Keeping backers updated, especially when the news isn’t good, will help keep your community engaged and supportive. Explaining the issue and detailing your plans to resolve said issue, will make it much easier to handle support requests, comments on your campaign page, and social media mentions.
Most backers understand that things happen, there’s a lot of uncertainty in crowdfunding. As long as they know that you are working to get the rewards out, they will stay interested..
Sometimes Everything Goes Right!
What if your project is going as smoothly as possible, and you haven’t run into any problems whatsoever? First, that’s really awesome and amazing! Second, you should still post updates to keep backers engaged and show that you’re still working. Consider sharing some behind-the-scenes information with your backers? This can come in the form of pictures of manufacturing, different colored dyes, or even snapshots of teammates coding frantically on their computers.
How to Write a Good Update
When updating your backers it is always better to post more often. No one is ever disappointed by having more information! Writing a good update is easier than you think, even if writing is not your forte. Try not to focus on making giant updates that cover everything. Break up your content into clear segments. An effective and informative update should include these basic points:
- A Good Title
Putting more detail into the title “Where we are with the shipping process” or “We are doing X” will help drive more backers to read the post as opposed to a generic title such as “Update 11”.
- Show Progress
Explaining where you are currently with the manufacturing or shipping process.
- Explain Delays
If there are delays, explain what happened and what you are doing to fix this.
- Call to Action
If there is a call to action, such as having surveys filled out before a lockdown date of 00/00, make sure you give backers notice!
- Throw some pictures in there!
Pictures of machines tinkering away, packages ready to be shipped out (make sure you blur/remove the addresses and names first!) or even just the items themselves.

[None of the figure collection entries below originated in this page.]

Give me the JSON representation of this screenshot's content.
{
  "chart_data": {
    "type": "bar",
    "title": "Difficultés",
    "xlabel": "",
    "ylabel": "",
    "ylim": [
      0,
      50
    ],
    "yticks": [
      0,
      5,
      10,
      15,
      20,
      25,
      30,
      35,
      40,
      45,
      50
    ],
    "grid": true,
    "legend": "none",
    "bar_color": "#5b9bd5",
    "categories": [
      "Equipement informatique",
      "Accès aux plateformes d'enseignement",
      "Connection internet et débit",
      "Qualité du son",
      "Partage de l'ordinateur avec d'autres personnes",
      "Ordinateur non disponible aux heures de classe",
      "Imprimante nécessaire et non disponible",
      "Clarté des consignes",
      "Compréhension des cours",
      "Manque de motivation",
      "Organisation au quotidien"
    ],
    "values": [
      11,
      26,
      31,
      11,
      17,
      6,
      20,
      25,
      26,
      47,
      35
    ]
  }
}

What do Good Updates look like?
We highly recommend checking out the great, thorough updates posted by these projects:
- Mini Museum 2
Mini Museum 2 went into detail about historical detail about specific components of the museum and how they were added to the product, which is a great way to add more interest to a production update!
- Rocketbook Wave
Rocketbook Wave shipped months ahead of schedule, so they quickly informed backers to confirm their shipping address and be on the lookout for their books!

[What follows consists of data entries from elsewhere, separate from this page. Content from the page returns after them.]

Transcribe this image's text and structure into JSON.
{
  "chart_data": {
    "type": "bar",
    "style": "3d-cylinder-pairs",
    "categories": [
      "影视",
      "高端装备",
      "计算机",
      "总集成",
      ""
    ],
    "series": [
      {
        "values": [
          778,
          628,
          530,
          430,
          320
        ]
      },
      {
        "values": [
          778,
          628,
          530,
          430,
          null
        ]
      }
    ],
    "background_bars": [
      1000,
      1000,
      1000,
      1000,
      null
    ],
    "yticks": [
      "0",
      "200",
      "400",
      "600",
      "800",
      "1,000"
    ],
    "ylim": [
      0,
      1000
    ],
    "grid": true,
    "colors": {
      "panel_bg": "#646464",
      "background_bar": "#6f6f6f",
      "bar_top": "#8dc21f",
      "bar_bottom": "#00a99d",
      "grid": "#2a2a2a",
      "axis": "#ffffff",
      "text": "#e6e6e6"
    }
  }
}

CHIP is really great about keeping backers informed of where they are with the production and shipping process, as well as posts showing what CHIP is capable of creating.
- Xpand Lacing System
The XPAND team kept their backers informed with frequent production updates and shipping information, as well as instructions on how to use the product so backers can use the laces as soon as they received them!

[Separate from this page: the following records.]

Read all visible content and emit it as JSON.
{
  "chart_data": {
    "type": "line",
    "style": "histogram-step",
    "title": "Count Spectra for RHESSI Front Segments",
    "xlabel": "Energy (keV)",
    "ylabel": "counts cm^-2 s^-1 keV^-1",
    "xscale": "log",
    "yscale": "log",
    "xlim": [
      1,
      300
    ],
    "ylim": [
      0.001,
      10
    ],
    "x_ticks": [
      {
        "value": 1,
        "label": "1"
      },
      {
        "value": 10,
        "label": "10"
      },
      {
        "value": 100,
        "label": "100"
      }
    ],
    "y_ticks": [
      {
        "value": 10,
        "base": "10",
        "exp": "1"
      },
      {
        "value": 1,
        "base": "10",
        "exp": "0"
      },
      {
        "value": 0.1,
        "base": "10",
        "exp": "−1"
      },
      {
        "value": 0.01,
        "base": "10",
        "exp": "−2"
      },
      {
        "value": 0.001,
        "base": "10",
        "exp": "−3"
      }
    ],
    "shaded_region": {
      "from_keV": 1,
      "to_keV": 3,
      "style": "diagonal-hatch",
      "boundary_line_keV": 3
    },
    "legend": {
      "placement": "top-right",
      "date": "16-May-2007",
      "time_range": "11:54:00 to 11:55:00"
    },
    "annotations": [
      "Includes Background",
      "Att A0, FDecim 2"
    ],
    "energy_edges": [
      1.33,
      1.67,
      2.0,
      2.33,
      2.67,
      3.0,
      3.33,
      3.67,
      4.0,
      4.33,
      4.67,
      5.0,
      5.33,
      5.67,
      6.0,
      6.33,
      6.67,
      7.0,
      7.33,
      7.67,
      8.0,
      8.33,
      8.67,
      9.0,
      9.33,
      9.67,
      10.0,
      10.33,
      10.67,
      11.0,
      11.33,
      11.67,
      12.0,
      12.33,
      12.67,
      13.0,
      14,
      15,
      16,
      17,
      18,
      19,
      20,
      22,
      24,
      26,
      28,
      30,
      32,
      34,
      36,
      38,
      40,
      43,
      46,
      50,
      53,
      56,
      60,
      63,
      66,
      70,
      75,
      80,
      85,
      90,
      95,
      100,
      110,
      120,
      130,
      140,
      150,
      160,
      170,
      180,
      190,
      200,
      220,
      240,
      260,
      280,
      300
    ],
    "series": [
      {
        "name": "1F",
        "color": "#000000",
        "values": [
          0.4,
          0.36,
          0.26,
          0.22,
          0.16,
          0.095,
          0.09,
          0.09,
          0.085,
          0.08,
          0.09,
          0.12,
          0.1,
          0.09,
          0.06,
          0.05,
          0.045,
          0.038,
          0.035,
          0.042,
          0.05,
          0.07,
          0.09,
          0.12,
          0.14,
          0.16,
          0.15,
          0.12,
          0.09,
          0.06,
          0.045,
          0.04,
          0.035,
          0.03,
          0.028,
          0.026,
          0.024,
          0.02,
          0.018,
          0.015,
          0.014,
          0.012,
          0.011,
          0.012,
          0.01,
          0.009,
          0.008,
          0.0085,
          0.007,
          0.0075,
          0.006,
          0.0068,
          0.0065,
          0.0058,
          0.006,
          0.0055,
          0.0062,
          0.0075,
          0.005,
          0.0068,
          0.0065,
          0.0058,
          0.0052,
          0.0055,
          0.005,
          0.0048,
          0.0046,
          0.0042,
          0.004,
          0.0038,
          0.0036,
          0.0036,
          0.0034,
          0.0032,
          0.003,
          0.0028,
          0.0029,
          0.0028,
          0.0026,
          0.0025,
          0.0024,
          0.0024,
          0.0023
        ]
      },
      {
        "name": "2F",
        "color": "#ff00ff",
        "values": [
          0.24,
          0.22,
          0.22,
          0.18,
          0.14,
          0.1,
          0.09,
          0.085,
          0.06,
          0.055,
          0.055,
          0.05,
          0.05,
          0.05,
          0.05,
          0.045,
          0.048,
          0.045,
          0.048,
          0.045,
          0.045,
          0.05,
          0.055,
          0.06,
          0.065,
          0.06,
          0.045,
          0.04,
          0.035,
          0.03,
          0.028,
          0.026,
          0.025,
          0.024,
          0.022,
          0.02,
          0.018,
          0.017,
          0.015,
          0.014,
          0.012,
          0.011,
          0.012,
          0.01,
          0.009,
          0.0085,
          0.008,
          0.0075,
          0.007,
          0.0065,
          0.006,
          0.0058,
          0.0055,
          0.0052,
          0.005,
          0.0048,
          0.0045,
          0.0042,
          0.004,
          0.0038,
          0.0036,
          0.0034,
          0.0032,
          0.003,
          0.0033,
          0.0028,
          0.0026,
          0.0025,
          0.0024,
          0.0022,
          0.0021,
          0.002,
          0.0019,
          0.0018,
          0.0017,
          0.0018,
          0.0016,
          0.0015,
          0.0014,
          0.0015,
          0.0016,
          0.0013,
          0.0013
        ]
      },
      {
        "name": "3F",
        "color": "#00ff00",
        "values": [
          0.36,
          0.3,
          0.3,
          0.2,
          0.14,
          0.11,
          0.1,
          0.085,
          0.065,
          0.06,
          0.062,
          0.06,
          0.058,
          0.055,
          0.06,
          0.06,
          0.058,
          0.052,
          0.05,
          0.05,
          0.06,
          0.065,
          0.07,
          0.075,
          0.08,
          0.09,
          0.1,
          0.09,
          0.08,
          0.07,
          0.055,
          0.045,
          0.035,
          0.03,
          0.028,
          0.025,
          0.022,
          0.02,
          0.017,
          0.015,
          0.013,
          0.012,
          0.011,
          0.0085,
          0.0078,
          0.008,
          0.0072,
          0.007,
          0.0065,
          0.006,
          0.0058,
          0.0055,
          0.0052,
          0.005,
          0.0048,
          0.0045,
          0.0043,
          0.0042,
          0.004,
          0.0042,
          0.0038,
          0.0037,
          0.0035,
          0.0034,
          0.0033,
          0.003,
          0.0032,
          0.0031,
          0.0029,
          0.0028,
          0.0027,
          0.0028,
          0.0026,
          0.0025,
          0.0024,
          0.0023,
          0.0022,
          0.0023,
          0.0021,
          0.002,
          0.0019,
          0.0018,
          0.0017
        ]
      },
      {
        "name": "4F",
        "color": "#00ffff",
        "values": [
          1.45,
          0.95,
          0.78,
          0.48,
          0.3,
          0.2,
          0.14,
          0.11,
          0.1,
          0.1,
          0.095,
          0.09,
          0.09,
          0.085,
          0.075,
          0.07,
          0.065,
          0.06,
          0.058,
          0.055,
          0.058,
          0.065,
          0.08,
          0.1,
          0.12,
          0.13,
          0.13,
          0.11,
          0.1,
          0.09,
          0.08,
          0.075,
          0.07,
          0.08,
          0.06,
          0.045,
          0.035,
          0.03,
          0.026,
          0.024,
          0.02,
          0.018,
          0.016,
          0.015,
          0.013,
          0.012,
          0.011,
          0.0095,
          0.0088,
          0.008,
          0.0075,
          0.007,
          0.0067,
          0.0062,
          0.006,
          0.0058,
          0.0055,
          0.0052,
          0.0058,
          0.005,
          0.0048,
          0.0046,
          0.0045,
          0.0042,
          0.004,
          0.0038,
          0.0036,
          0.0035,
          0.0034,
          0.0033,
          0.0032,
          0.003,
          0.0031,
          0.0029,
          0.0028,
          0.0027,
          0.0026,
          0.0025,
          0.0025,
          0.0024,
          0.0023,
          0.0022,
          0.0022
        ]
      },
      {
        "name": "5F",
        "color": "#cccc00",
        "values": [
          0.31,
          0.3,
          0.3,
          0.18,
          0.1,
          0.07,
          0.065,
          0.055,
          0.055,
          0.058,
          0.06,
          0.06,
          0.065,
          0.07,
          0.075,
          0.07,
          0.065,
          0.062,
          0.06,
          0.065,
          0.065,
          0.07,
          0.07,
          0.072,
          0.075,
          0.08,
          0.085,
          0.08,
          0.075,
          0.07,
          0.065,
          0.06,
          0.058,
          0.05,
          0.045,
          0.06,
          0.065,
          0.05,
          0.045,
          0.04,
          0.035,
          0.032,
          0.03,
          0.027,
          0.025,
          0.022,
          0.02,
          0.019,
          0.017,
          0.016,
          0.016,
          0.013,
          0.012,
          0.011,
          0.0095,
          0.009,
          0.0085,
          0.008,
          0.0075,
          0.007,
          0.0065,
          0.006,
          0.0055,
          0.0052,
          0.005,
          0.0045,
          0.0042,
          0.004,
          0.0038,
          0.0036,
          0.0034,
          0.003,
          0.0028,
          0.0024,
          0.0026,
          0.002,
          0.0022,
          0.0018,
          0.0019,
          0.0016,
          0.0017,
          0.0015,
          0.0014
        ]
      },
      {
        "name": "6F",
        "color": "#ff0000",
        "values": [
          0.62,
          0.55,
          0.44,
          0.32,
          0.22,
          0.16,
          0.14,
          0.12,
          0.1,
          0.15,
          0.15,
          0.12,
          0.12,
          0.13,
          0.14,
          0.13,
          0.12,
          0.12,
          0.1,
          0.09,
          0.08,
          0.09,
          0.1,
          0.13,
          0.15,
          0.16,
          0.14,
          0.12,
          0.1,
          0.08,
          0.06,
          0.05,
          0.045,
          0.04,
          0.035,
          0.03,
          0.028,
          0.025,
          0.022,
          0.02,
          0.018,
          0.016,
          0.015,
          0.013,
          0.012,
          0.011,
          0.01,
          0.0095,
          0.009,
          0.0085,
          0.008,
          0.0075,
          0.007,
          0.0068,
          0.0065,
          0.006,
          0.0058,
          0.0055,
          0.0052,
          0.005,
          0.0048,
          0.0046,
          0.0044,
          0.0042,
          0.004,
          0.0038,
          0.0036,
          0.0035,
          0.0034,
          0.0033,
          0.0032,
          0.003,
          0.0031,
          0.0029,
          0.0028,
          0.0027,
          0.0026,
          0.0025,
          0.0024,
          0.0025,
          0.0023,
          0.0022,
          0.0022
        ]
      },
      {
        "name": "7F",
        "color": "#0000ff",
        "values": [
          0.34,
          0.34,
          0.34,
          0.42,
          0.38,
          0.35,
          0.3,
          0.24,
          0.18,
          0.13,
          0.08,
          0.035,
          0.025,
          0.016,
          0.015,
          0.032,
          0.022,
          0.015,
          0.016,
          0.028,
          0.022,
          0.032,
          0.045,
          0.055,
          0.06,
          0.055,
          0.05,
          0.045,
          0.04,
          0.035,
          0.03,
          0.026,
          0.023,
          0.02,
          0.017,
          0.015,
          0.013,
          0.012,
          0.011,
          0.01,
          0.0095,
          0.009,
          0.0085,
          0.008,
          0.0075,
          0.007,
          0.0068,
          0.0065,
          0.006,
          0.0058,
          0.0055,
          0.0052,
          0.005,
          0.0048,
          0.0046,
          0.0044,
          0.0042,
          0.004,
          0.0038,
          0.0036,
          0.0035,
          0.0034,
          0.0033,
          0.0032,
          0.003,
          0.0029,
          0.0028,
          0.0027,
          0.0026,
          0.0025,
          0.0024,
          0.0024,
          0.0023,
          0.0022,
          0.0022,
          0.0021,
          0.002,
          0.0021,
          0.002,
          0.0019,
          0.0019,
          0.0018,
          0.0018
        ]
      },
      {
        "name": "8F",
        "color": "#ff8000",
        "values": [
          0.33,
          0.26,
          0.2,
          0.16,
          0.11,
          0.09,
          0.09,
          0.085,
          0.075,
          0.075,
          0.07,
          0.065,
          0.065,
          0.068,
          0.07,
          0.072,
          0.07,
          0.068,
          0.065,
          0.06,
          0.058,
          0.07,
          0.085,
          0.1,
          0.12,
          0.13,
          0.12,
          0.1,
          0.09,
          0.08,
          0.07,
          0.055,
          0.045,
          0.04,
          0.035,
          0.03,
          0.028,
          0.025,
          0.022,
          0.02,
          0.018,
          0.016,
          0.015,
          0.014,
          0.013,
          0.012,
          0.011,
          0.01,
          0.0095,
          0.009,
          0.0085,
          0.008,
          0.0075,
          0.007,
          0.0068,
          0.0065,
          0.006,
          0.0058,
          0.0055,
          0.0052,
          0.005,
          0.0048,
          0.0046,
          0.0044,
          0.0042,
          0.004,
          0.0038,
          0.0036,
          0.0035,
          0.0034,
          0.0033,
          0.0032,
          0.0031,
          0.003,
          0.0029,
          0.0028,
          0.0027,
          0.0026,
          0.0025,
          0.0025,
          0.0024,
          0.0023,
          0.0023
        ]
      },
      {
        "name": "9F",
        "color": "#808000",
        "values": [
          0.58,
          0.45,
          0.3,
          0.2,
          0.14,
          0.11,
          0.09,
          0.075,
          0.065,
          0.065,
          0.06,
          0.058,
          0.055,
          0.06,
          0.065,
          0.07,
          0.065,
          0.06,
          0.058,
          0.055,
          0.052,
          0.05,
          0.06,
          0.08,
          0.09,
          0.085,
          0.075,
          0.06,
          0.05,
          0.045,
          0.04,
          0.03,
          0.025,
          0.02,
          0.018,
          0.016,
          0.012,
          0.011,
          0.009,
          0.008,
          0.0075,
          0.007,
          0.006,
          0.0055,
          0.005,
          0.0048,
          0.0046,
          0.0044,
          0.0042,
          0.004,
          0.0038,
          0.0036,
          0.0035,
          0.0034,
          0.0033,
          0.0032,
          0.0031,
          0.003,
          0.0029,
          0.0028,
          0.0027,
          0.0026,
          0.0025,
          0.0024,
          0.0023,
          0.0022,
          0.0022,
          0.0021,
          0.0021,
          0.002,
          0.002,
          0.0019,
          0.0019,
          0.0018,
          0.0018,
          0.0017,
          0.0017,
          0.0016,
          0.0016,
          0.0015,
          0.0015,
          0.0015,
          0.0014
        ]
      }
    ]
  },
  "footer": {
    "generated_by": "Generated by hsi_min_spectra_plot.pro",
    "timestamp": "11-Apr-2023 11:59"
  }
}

We also asked a few project creators why posting updates is a fundamental part of backer happiness!
“Backers of a project deserve to see as much as possible since the project wouldn’t exist without their support, so I approach each project update as an opportunity share my gratitude for their support and to extend the experience of the Mini Museum itself.”
-Hans Fex, Creator and Chief Curator of the Mini Museum
“There are two great reasons to make backer updates a priority, one is practical, the other ethical. The practical reason is that your backers hold the key to word of mouth, and to your reputation. The second reason is that you truly owe these people a debt of gratitude, and keeping them in the loop is the best way to pay them back. Backers don’t want you to sacrifice the quality of the product for their updates… updates once a month at first, and then every two to three months is generally enough. Sometimes we just get busy and forget and the fans always remind us. Updates don’t need to be elaborate. Mainly they want to know you’re still working hard and making progress, and share in the experience a bit. Also when you post updates, share a bit of your excitement, and a little artwork, or music, or photos or whatever will entice them. Anticipation is all part of the fun. It’s often tough to pull your head out of deadlines and make the time for it, but it’s well worth it.”
-Greg Johnson, Creator of ToeJam and Earl
“Updates when things are going well gets your backers sharing and talking about your product. But updates when you hit bumps in the road are even more valuable. They make your early-adopter audience “part of the team” by bringing them behind the scenes view into the world of an entrepreneur.”